Крюк, к счастью, вопросов больше не задавал, подхватил Эмму на руки и вышел.

Голд робко подошёл кушетке и присел на краешек, вглядываясь в бледное лицо Коль. Осторожно, боясь прикасаться, он убрал волосы с её лица, бережно разгладил складки на одежде, застегнул пуговицы и случайно наткнулся на нечто знакомое. Он так боялся этого, но знал, что это правда, которую он должен был принять. Он невозможно подставил свою дочь, он был виноват во всём, но ему нужно было, чтобы она сама сказала об этом, сама разъяснила, как такое могло произойти. Пока мозаика никак не хотела складываться у него в голове.

Голд не был уверен, когда она проснётся, и решил перенести её домой.

***

Коль очнулась в своей комнате ближе к вечеру. Она определила это по солнцу, пробивающемуся в окно. Видимо, Голд вытащил её из туннелей и вылечил. Она просто должна была его увидеть, как-то отблагодарить того, кто всегда вытаскивал её из тьмы.

Коль поднялась с постели, проверила, всё ли на месте, и, по-прежнему чувствуя слабость и боль во всём теле, медленно вышла из комнаты и пошла вниз, внимательно оглядываясь в поисках Голда. На кухне она встретила только Белль, которая ласково и грустно предложила ей сесть и чего-нибудь выпить или съесть, на что Коль ответила отказом.

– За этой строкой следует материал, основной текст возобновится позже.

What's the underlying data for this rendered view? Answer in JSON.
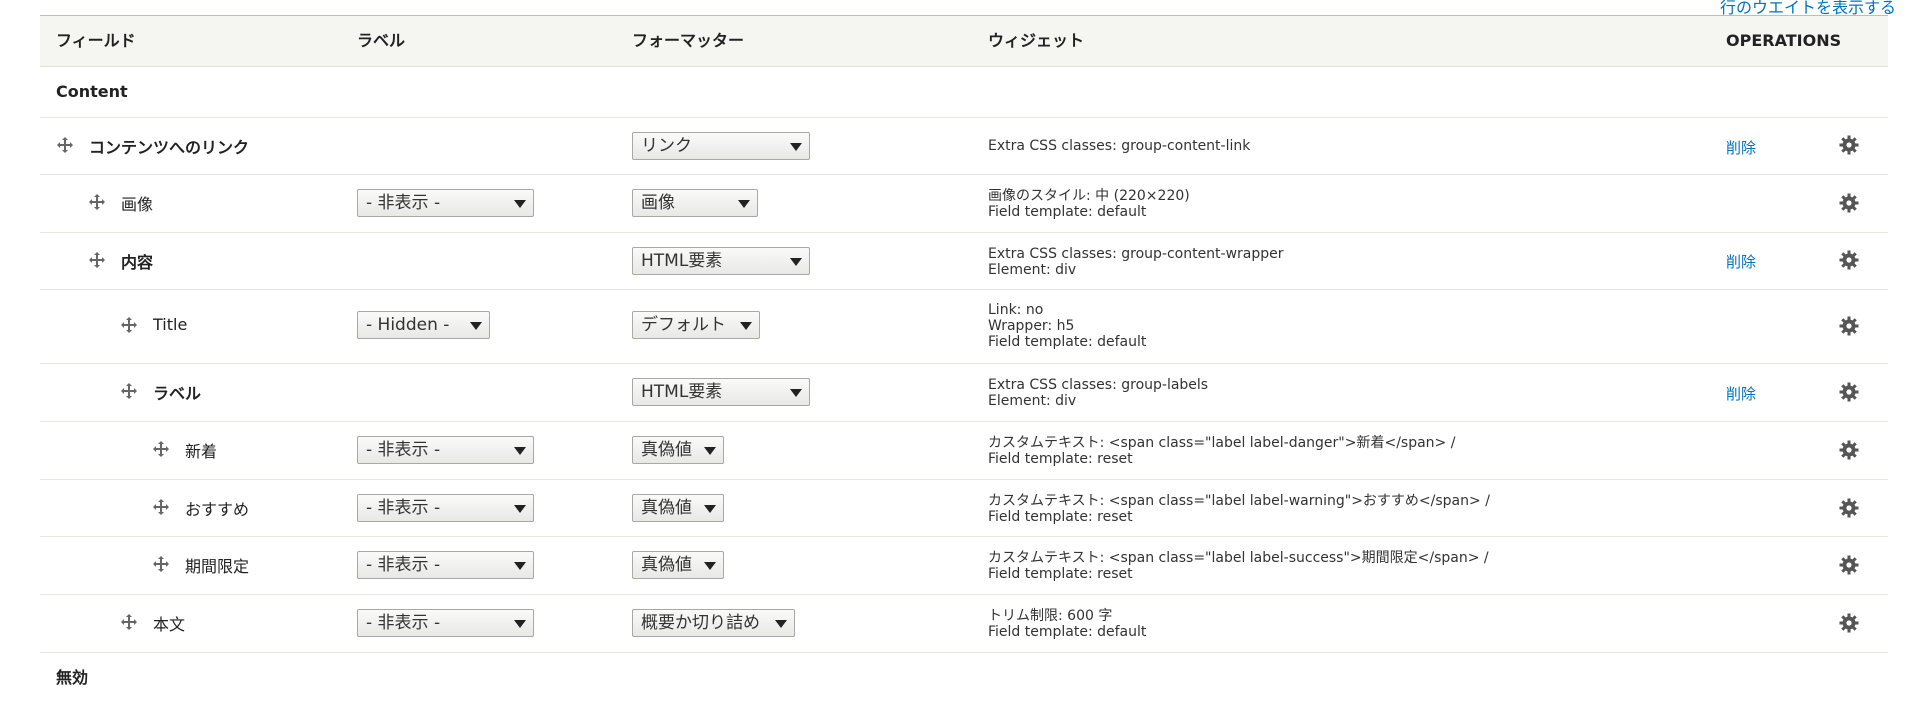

— А где Голд? — спросила она у Белль, но та не успела ответить.

Он сам появился на пороге кухни.

— Спасибо, что спас, — улыбнулась ему Коль, печальной искренней улыбкой. — Прости, что не послушала, но выбора не было.

— Это неважно, — немного резко отреагировал Голд, тут же устыдившись своей резкости. — Есть одна тема, которую я должен затронуть. Мне нужна правда.

Коль посмотрела на его сосредоточенное, несчастное лицо и поняла, что никакая правда ему не нужна, что он и так уже всё знает, но задает вопросы, которые должен задать. Хочет услышать это именно от неё.

— Давно догадался? — кивнула она.

— С первой нашей встречи, — сдавленно ответил он, — но не хотел верить.

— Я покажу тебе свой, если ты покажешь свой, — сказала Коль, предлагая простую сделку на доверие.

Белль явно не понимала до этой минуты, о чём речь, но теперь вся напряглась, сжалась в комок, не желая верить в реальность происходящего, не меньше, чем сам Голд. Он вздохнул, запустил руку во внутренний карман пиджака, извлёк оттуда кинжал Тёмного мага и положил на стол. Коль сделала то же самое со своим. Белль закрыла лицо руками и сильнее вжалась в стул, на котором сидела. Голд прикрыл глаза, прикусил губу и закивал, едва сдерживая эмоции.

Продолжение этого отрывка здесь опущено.